The doctor's office was another special trip. There you were treated with the same kind of dignity afforded to any kind of lab rat. The doctors were very clear that almost everything they were trying was hit or miss (painful but honest). It might help, or it might kill you. Wait and see.
But the point of this post isn't to focus on how things were, it's to focus on how they are now. Thanks to the efforts of people like Nancy Brinker, Susan's sister. The people who stood up and said, "Stop the whisper campaign!" They speak up about cancer. What it is, who it effects, how it's treated. They make good and sure you know that 250,000 people will be diagnosed with breast cancer this year, and almost 40,000 will die from breast cancer this year. They make sure you know how to do a self exam, and that an early diagnosis can make all the difference. And they make sure you know how you can make a difference. Whether it's to run a marathon, donate time or money, or just to wear pink. To speak to someone you know has cancer to their face, not behind your hand.
This post is to thank all of the men and women who go to work each day (even Mondays) and say, "Today just might be the day we find a cure to cancer." It's tireless work. It's disappointing work. It's fruitful work, though. I want to believe that each day we do get closer to the cure.

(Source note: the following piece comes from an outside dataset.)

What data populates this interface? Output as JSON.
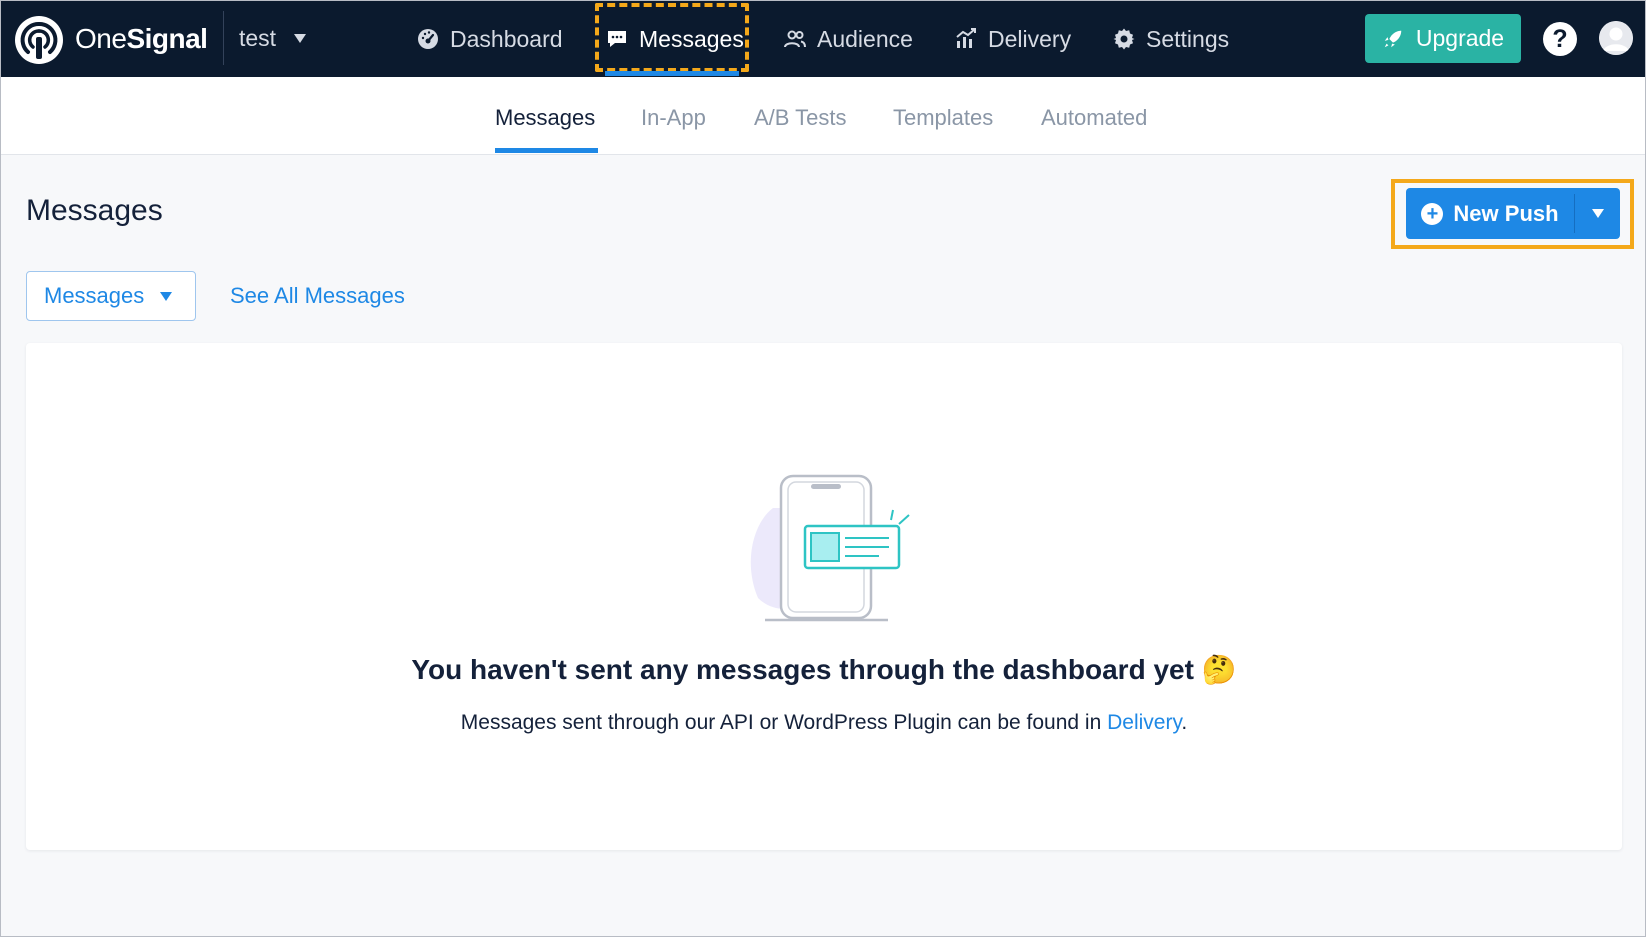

This post is for all the people out there right now fighting all kinds of cancer. The tired, the scared, the hopeful, and those in need of a little hope. Know that you're not alone. We're here to fight with you. We put our pink ribbons on our shirts, on our cars and we buy the specially marked products. We visit your cube to ask how it's going, and we take your kids to soccer when you're just not up for it (and we take pictures). We give your kids a place to hang out when being at home is just a little to much for a kid to handle (and we don't try to force them to talk about their feelings). We know you want to be out there, doing all the things everyone else does. And you will again. With our help.
If you've been wondering who the lovely brunette in all the pictures is, it's my Mom. At the Bronx Zoo, camping with the girl scouts and at Disney with the family (in one inch heels!!) In her backyard in the Bronx, at my cousin John's wedding and hanging out with me and my Grandpa. This post isn't in memory of her, or all the great things she did. It's not about how she suffered, or lost her battle. There is no point in that. If you spend your days looking back, you don't move forward. We need to use the past to make the future the place we want it to be. The place my Mom wanted it to be for me, and for you, and for our kids. There isn't a day that goes by that I don't miss my Mom, but there's not a darn thing any one of us can do about that.
This post is about how today, almost 20 years after my Mom has passed away, there isn't just a day, or a week devoted to Breast Cancer Awareness. There is a whole month. It's to show you how far we've come, and how far we still need to go. But we're getting there. Together.